Incertezas na cultura

Um ano em que a arte e a cultura tenham um papel no diálogo da retomada da nossa vida”. Com essa mensagem, o rapper Nego Gallo, da comunidade do Moura Brasil, em Fortaleza, fez seus votos para 2021, em entrevista publicada na última quarta (16), no Diário do Nordeste. 

O desejo do artista é a vontade de muitos agentes e profissionais do setor cultural. Se antes da pandemia a área já sofria por questões básicas de direito à política pública (como o descumprimento do percentual orçamentário previsto por lei), durante o período da disseminação da Covid-19, a cultura passou a respirar por aparelhos.

Para se ter uma ideia mais factível de como o setor ficou limitado com as restrições da pandemia, a 30ª edição do Festival Cine Ceará, realizada neste mês de dezembro e histórica para o calendário cultural do Estado, só pode contar, por dia, com um máximo de 144 lugares disponíveis para o público que compareceu ao Cineteatro São Luiz. A capacidade normal do cinema é de receber 1.050 espectadores sentados.

Não cabe questionar os protocolos de biossegurança articulados para limitar a frequência de público nos equipamentos culturais neste momento. A situação do Ceará quanto ao contágio da Covid-19 ainda é grave — com mais de 320 mil casos e de 9.800 óbitos confirmados. 

No entanto, paira sobre o setor cultural níveis de incertezas alarmantes, enquanto a sociedade se despede de 2020 e ingressa em 2021, dado o sinal de que a área não goza do mesmo prestígio político — para promover uma retomada mais firme — diferente de setores da economia cearense como a indústria ou o turismo, por exemplo.

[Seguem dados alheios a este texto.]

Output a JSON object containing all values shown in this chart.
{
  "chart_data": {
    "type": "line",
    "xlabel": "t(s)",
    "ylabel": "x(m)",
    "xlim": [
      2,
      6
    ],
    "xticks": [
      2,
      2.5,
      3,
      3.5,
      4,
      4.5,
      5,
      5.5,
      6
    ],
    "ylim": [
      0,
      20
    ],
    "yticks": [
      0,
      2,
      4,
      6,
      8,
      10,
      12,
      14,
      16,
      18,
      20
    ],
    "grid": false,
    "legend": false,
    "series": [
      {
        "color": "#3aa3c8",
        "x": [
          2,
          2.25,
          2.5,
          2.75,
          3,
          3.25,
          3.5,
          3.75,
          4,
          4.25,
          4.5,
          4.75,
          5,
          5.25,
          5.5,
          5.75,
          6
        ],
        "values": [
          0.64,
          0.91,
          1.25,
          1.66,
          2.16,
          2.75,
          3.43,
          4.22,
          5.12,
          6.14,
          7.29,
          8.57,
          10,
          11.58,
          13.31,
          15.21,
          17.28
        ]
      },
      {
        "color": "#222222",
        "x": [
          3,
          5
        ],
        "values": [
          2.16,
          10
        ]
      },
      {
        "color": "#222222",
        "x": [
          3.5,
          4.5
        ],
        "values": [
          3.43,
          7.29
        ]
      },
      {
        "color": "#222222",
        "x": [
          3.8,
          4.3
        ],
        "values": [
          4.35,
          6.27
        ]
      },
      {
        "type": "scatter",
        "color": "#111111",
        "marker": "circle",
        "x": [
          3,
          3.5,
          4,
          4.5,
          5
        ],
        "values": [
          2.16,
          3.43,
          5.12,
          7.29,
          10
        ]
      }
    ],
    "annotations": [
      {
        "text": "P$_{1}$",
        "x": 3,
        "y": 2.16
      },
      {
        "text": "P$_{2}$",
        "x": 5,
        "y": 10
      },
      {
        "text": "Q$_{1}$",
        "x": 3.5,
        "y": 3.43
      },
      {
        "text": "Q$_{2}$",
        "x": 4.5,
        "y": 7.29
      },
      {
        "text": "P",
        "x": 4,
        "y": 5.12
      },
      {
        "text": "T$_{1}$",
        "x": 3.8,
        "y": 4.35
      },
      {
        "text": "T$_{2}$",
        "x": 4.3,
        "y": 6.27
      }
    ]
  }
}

Até então, o Governo Federal bateu o pé sobre o fim da liberação do auxílio emergencial da Caixa Econômica Federal — saída que deu um fôlego para a economia desde abril passado, mediante o pagamento de R$ 600 mensais aos trabalhadores informais de todo o País. A cultura ganhou uma ajuda emergencial pela Lei Aldir Blanc, que distribuiu recursos para as secretarias do setor, municipais e estaduais, a fim de bancar projetos “executáveis” em relação às restrições de circulação impostas pela Covid.

No Ceará, a classe artística e cultural deve virar o ano com o respiro da Aldir, mas tendo que internalizar um mantra já propagado a esmo pelas redes sociais a toda sociedade em 2020: “calma, um dia de cada vez”. Aos artistas, resta a paciência e toda a criatividade para se manter em um cenário tão instável, tendo em vista que, embora em Fortaleza a gestão de Sarto Nogueira represente continuidade à de Roberto Cláudio, a política cultural do município deve passar por mudanças de direção, com, no mínimo, um novo quadro de pessoal à frente dos projetos da área. 

A considerar os trâmites de distribuição da vacina da Covid-19, a recuperação de setores, como a cultura, que dependem da movimentação e reunião de público, ainda deve ser lenta em 2021. Além disso, o setor faz questão de preservar a memória de como o poder público tem sido negligente, historicamente, com a questão bem antes da crise pandêmica. No Brasil e no Ceará, o reconhecimento de um “excesso de demandas” na área é necessário para que, garantindo um direito constitucional, a população possa usufruir de uma política digna de acesso à cultura.